I would go one step further from this, challenging the assumption that games are something completely ephemeral through its digital form. Video games, all games really, require physical objects for us to actually interact with them, yet our analyses of games rarely include them. I’ve talked before about how video games ignore bodies in design and criticism, and this works into what could be seen as a luxurious game, highly specific physical interfaces with one crafted digital experience that speak to each other, instead of general hardware platforms housing many lowest common denominator games. Obviously this would be a huge undertaking, but isn’t that what all high-end products are like? When reading styling advice, there are parts of your closet that you’re fine with getting at Target and H&M and others you can plunk down for Burberry. We could see the the DIY games of the past few years as a sort of middle state between the Walmart and Alexander McQueen, speaking to a low-fi aesthetic that will pass by mainstream consumers of games and hit an alternative scene of players, but not necessarily made for a particular person or with particular hardware.

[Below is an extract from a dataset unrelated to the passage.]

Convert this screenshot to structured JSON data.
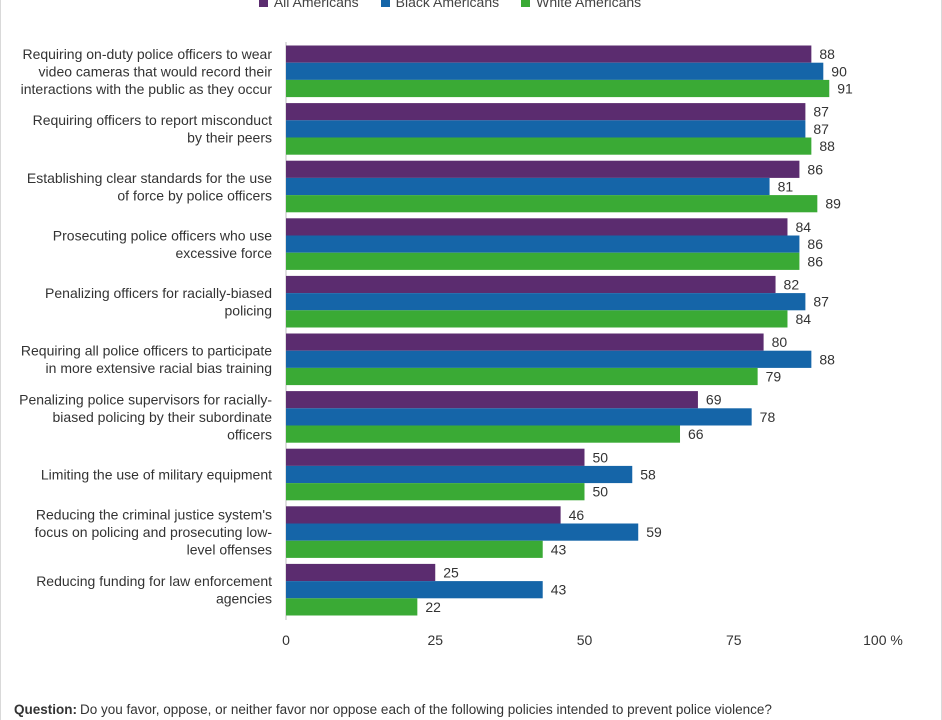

There is an obvious caveat about classism and wanting to resist anything that allows those with wealth to own a part of culture that others can’t access. This is mostly a thought experiment, but I’m curious to find out how to subvert this. My gut-instinct is to rail as hard against the anti-art sentiments that we find and get these sorts of experiences patroned by institutions so they remain accessible to others, or at least, have the funds made by couture pieces subsidize the ready to wear games of our future. If anything, it’s a nice way to frame a pressing art games problem, and really, a call for far more indulgent games than we are coming up with.